Privatizar a Cesp Paraná seria uma injustiça

JOAQUIM FRANCISCO DE CARVALHO

O cancelamento do leilão da Cesp Paraná, cuja realização estava marcada para o dia 6 deste mês, oferece-nos boa oportunidade para confrontar as promessas com os resultados da privatização das empresas de eletricidade. Como se sabe, o Executivo estadual já transferiu para a exploração privada, principalmente estrangeira, as maiores distribuidoras de eletricidade (Eletropaulo, CPFL e Elektro) e duas geradoras (Cesp Paranapanema e Cesp Tietê).
Com a Cesp Paraná teria sido alienada a maior geradora, mas os interessados no leilão, na expectativa de vantagens ainda maiores do que as oferecidas nas privatizações anteriores, desistiram na última hora. Parece-me claro que ganhou o consumidor, pois a privatização teria alargado ainda mais o caminho a cartéis que controlariam o sistema elétrico de ponta a ponta, para elevar as tarifas à vontade.
No início da atual gestão, o governador e seus secretários prometiam que, com a receita das privatizações, reduziriam a dívida pública e, livrando-se da responsabilidade de administrar empresas estatais, poderiam concentrar esforços em programas sociais como os de saneamento, habitação, saúde, segurança pública etc. O resultado foi o oposto do prometido: a dívida dobrou, os programas sociais estão à míngua e a violência é crescente.
Para o setor elétrico, as promessas eram que as tarifas cairiam e que o capital privado se encarregaria de expandir o sistema. Mas os fatos desmentiram os governantes: os novos donos das antigas estatais, no afã de cortar despesas para maximizar lucros, não fizeram os investimentos necessários para a expansão da capacidade geradora, comprometendo seriamente a confiabilidade do sistema -o risco de déficit triplicou, o que já sentiu-se nos "apagões" dos dias 12 e 14-, enquanto as tarifas, que eram acessíveis até para as populações de baixa renda, estão hoje entre as mais caras do mundo, e ainda serão dolarizadas.
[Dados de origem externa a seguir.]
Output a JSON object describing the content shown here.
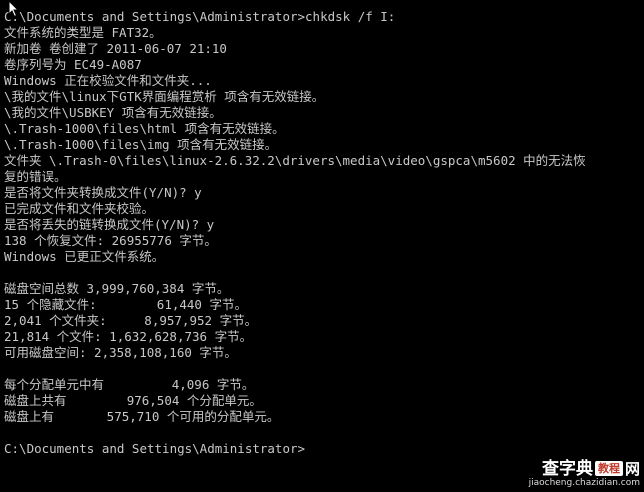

Apesar desse retumbante fracasso, o governo obstinava-se em privatizar a Cesp Paraná -a maior geradora de São Paulo, com 6,622 milhões de quilowatts de potência instalada. O Programa Estadual de Desestatização, para simular um enganoso ágio, tinha fixado em R$ 1,739 bilhão o preço mínimo para alienação de 38,67% do capital da empresa. A subavaliação era clara, pois o custo de construção de novas hidrelétricas é da ordem de US$ 1.400 por quilowatt instalado. Portanto a fatia em causa vale cerca de US$ 3,6 bilhões, ou seja, R$ 7,2 bilhões ao câmbio atual. E aí não estão incluídas as vultosas disponibilidades financeiras em caixa, muito menos o inestimável valor das equipes de técnicos e engenheiros altamente qualificados que operam a empresa, cuja experiência absorvida "on the job" vale talvez mais do que os próprios ativos físicos.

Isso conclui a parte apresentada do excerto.